There is still no clarity on the crucial issue of who will run the strip. Neither Israel, the US nor Arab states want Hamas — which has ruled Gaza since 2007 — to regain control, but Netanyahu has not presented a viable plan for the “day after” the war. He has rebuffed US and Arab pressure to work with the Palestinian Authority, which controls limited parts of the occupied West Bank.
He rages against any moves towards a Palestinian state, which experts say is the only long-term solution.
The Biden administration has for months been talking to Arab partners about the possible formation of an international security force that would work alongside an interim PA-backed, Palestinian administration — including Gazans — to deal with civilian affairs.
But the US would not put boots on the ground and it is unclear who else — if anyone — would, given the risks of being sucked into an insurgency and being seen as doing Israel’s bidding. It is not clear whether Trump will propose his own plan, or even whether he has given any thought to the future of Gaza beyond his inauguration day.
Yet Gazans’ needs could not be more urgent. Israel’s offensive has killed more than 46,000 people, according to Palestinian officials, including both civilians and combatants. Entire families have been wiped out, and a generation of children orphaned and scarred for life.
Schools, hospitals, houses, offices and businesses have been destroyed. The vast majority of Gaza’s 2.3mn population have been forced from their homes.

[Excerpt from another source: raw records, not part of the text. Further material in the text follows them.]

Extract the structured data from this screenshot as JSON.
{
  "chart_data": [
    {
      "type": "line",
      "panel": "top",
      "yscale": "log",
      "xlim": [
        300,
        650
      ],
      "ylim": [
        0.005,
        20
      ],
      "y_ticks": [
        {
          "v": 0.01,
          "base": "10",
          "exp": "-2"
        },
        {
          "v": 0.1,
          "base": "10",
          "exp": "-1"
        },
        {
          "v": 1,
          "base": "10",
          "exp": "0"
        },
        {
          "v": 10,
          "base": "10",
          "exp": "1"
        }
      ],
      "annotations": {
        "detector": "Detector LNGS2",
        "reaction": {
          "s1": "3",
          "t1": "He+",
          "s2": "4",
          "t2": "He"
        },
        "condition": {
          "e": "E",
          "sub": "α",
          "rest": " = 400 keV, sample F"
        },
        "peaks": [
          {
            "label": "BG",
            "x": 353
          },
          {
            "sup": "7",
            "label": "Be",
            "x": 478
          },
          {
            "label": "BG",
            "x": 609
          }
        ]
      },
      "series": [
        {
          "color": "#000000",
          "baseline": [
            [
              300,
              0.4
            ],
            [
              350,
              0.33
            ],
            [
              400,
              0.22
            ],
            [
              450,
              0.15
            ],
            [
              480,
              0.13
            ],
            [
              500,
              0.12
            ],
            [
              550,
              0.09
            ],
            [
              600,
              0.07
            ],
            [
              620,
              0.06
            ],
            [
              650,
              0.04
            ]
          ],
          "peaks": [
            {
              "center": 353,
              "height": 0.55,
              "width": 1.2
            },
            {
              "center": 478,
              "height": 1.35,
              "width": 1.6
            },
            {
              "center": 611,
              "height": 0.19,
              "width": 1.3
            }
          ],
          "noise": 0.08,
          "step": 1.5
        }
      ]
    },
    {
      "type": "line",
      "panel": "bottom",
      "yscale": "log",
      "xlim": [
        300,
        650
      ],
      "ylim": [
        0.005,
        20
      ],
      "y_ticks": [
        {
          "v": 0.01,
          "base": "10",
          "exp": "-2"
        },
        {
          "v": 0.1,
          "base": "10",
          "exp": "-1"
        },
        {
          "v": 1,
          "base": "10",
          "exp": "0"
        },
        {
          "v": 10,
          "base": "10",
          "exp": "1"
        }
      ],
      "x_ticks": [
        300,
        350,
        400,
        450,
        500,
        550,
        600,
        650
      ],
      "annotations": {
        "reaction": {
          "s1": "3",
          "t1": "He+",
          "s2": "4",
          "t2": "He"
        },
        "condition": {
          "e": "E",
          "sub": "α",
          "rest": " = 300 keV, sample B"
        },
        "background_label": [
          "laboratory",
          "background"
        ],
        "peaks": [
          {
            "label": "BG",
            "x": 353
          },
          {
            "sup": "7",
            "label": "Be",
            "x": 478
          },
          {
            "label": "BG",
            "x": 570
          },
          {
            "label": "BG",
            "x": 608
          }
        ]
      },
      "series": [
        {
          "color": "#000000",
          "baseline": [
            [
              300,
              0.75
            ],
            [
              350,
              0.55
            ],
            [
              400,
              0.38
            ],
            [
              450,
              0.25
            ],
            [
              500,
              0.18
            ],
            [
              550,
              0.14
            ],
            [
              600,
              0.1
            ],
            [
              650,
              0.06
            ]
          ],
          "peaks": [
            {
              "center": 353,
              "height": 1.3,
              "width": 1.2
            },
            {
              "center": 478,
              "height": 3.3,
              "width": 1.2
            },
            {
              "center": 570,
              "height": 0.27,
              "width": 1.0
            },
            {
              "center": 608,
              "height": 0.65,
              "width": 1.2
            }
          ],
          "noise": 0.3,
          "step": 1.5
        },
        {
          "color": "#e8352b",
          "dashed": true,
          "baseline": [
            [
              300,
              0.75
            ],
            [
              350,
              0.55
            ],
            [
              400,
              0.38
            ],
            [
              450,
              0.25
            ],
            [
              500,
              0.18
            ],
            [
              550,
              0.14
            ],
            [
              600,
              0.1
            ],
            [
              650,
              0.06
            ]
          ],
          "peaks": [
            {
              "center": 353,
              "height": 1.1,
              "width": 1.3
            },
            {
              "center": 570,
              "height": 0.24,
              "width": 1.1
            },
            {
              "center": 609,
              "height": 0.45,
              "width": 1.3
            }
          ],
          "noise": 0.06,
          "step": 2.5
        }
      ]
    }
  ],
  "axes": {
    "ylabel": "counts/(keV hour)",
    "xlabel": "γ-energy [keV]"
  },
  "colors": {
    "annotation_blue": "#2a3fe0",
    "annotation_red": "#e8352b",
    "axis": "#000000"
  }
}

Many do not know what they will find when they return.
Trump is likely to focus on pushing for a grand bargain that leads to Saudi Arabia normalising relations with Israel. But Riyadh insists that this could only happen if Israel took irreversible steps towards a Palestinian state.
With Netanyahu and his far-right allies in power, Israel is more likely to want to annex the West Bank or increase hostilities with Iran than make concessions to the Palestinians.
Halting the war took almost a year of negotiations. But compared with the Herculean task of rebuilding Gaza, not to mention the long-elusive goal of a sustainable peace in the region, it may prove to have been the easy part.